Молодой человек прошел в конюшню, где оставил серую лошадку, и с удовольствием увидел, что так сильно пострадавшее накануне животное добросовестно чистит конюх.
- Вот это хорошо, - сказал он конюху, - приятно видеть, что вы так рано на ногах.
- Да ведь хозяин лошади, - ответил конюх, - поднял меня в два часа ночи. И рад же он был, когда увидал, что у нее свежая подстилка и вообще она в порядке.
- Ага, так он приехал? Полный такой мужчина?
- Да, полный джентльмен и притом очень горячий. Приехал на паре почтовых и всполошил весь дом. И меня разбудил, чтобы я показал ему его лошадь, и страшно взбесился, когда не получил грога в отеле "Трезвость".
- Представляю себе. Жаль, что он остался без грога. Грог привел бы его в лучшее расположение духа. Бедняжка! - пробормотал Кенелм, уходя. - Боюсь, что ее изрядно отчитают. А там, полагаю, придет моя очередь. Впрочем, он, должно быть, добрый человек, раз прискакал за племянницей среди ночи.
В девятом часу Кенелм вторично явился в отель "Трезвость" и спросил мистера Бовила. Чисто одетая горничная провела его в гостиную, где Бовил весьма мирно сидел с племянницей за завтраком. Разумеется, она была еще в мужском костюме, так как другого в ее распоряжении не было. К величайшему облегчению молодого человека, Бовил поднялся с сияющим лицом и протянул ему руку:
- Сэр, вы благородный человек! - сказал он. - Садитесь, садитесь, позавтракайте с нами.

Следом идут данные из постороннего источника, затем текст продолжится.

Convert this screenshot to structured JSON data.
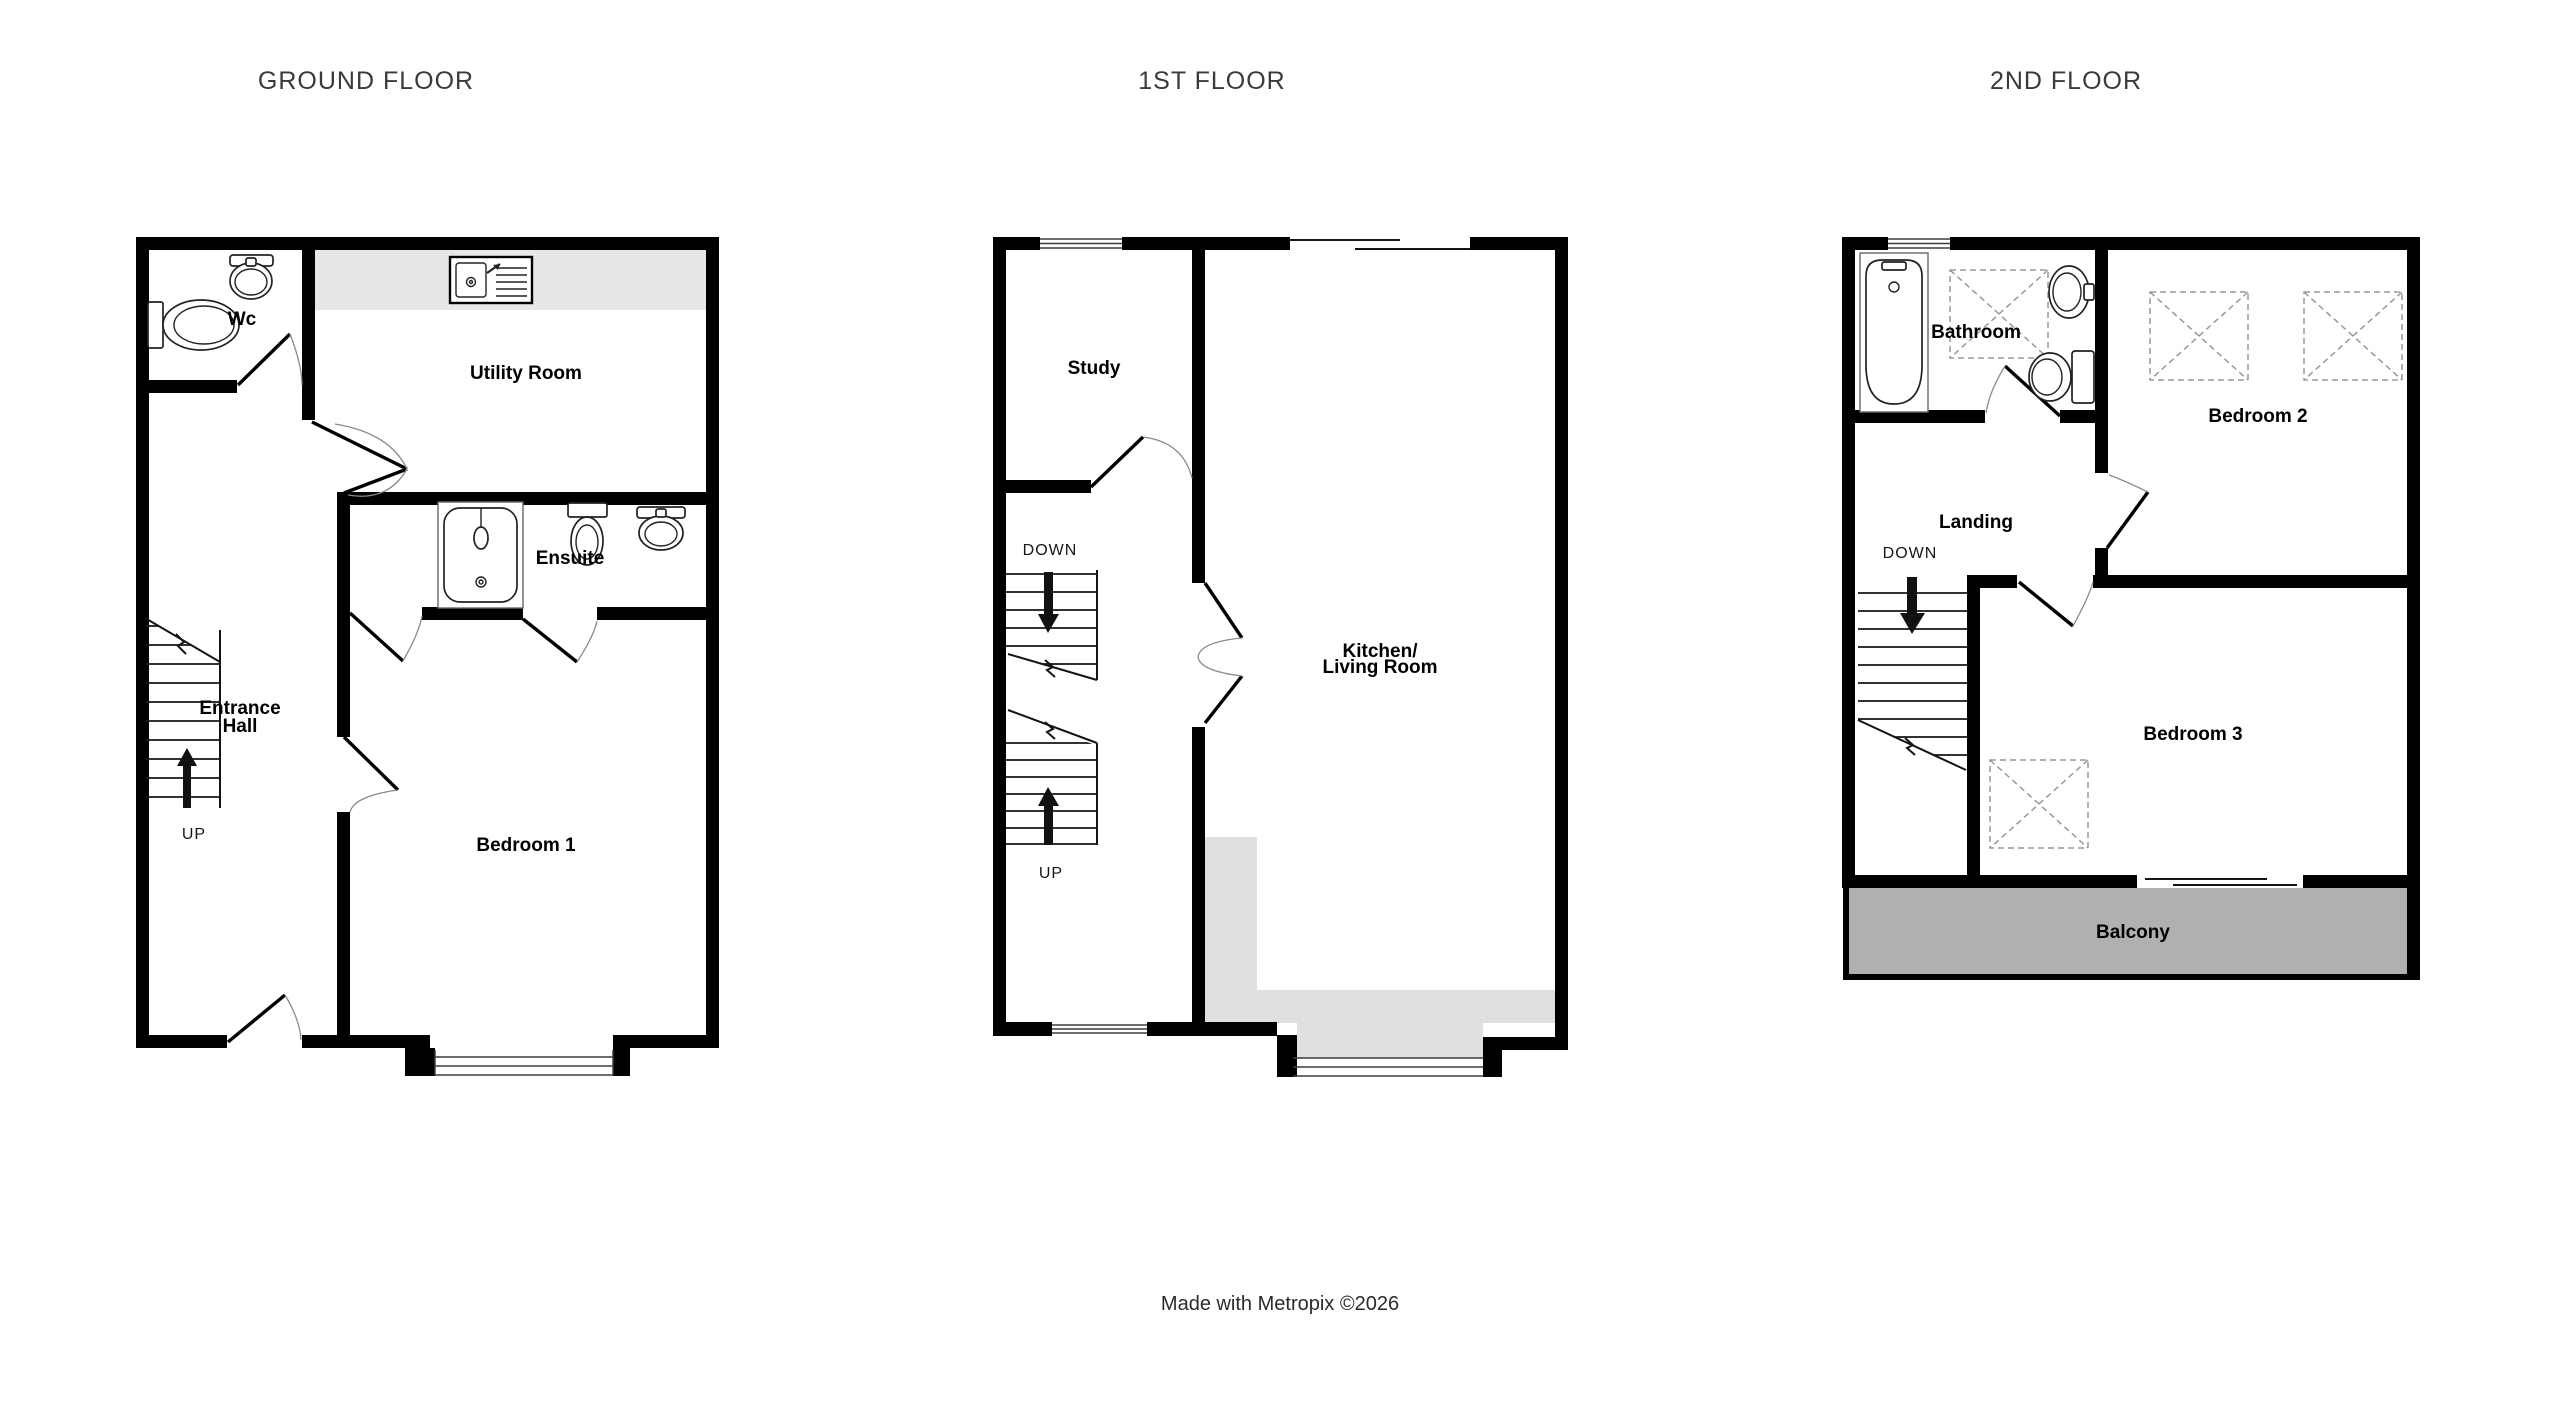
{
  "titles": {
    "ground": "GROUND FLOOR",
    "first": "1ST FLOOR",
    "second": "2ND FLOOR"
  },
  "footer": {
    "text": "Made with Metropix ©2026"
  },
  "ground_floor": {
    "rooms": {
      "wc": "Wc",
      "utility": "Utility Room",
      "ensuite": "Ensuite",
      "entrance_line1": "Entrance",
      "entrance_line2": "Hall",
      "bedroom1": "Bedroom 1"
    },
    "stairs": {
      "up": "UP"
    }
  },
  "first_floor": {
    "rooms": {
      "study": "Study",
      "kitchen_line1": "Kitchen/",
      "kitchen_line2": "Living Room"
    },
    "stairs": {
      "down": "DOWN",
      "up": "UP"
    }
  },
  "second_floor": {
    "rooms": {
      "bathroom": "Bathroom",
      "bedroom2": "Bedroom 2",
      "landing": "Landing",
      "bedroom3": "Bedroom 3",
      "balcony": "Balcony"
    },
    "stairs": {
      "down": "DOWN"
    }
  },
  "colors": {
    "wall": "#000000",
    "counter": "#e7e7e7",
    "kitchenArea": "#e0e0e0",
    "balcony": "#b0b0b0",
    "fixture": "#222222",
    "dash": "#999999",
    "labelColor": "#000000",
    "titleColor": "#3a3a3a",
    "arrowColor": "#111111"
  }
}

Как только служанка вышла из комнаты, он продолжал:
- От этой дурочки я узнал, как прекрасно вы поступили. Могло выйти хуже, сэр!
Кенелм наклонил голову и молча придвинул к себе хлеб. Потом, сообразив, что обязан как-нибудь извиниться, он сказал:
- Надеюсь, вы простите мне мою ошибку, когда...
- ...вы меня сбили с ног или, вернее, дали мне подножку. Считайте, что теперь все улажено. Элси, налей чашку чаю. Милая плутовка, а? И славная девушка, несмотря на свое сумасбродство. Это моя вина, что я пускал ее в театр и позволил сдружиться с полоумной старой девой, помешанной на искусстве. Все же можно бы, кажется, этой мисс Локит иметь настолько смысла, чтоб не вовлекать ребенка в подобную историю!